В Лондоне в собор святого Павла каждый год привозили старого, восьмидесятилетнего архитектора, построившего собор. Привозили старика по его же просьбе в день его рождения. Он был настолько слаб, что не мог ни на ногах стоять, ни головы повернуть, но просил, чтобы кресло для него ставили в центре собора, под главным куполом, потому что, говорил он, в этом месте чувствуешь черепом, как струится и полощется высота свода над тобой.

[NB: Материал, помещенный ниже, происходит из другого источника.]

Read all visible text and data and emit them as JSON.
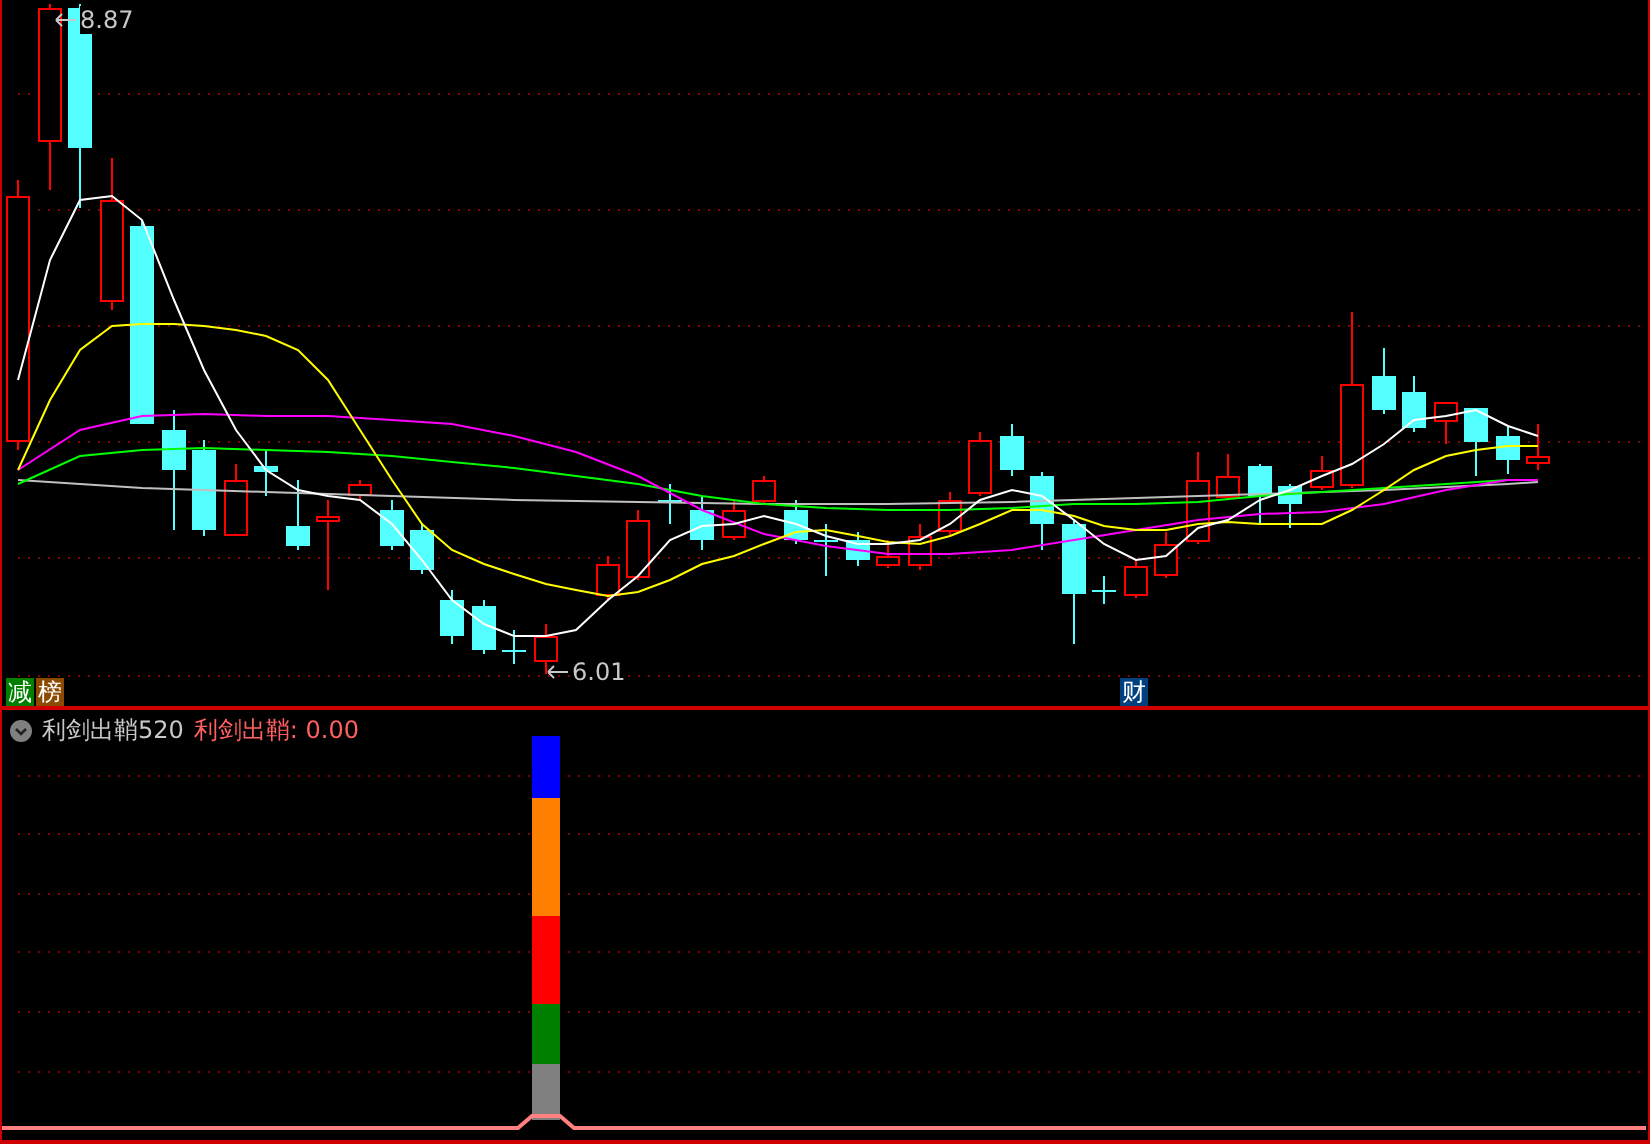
{
  "price_chart": {
    "high_label": "8.87",
    "low_label": "6.01",
    "badges": [
      {
        "text": "减",
        "color": "#007f00"
      },
      {
        "text": "榜",
        "color": "#8c4a00"
      }
    ],
    "event_marker": {
      "text": "财",
      "color": "#00407f"
    }
  },
  "indicator": {
    "name": "利剑出鞘520",
    "value_label": "利剑出鞘: 0.00",
    "stack": [
      {
        "color": "#0000ff"
      },
      {
        "color": "#ff8000"
      },
      {
        "color": "#ff0000"
      },
      {
        "color": "#008000"
      },
      {
        "color": "#808080"
      }
    ]
  }
}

В Домском соборе человек тоже чувствует черепом, как полощется высота. Такая тишина, что шаги запоздавших раздаются в вышине как обвалы в горах, и слабый шелест программок оборачивается лесным гулом в непогоду, и даже простой скрип стула вдруг взвивается криком чайки, провожающей корабли… Но вот на высоких балконах появляются хористы. Они кланяются аплодирующей публике, потом и сами кому-то аплодируют, и появляется дирижер. Последней вырастает над балюстрадой голова таинственного органиста, и вместе с опущенной палочкой дирижера выплывает на горизонте удивительное сплетение таинственных звуков.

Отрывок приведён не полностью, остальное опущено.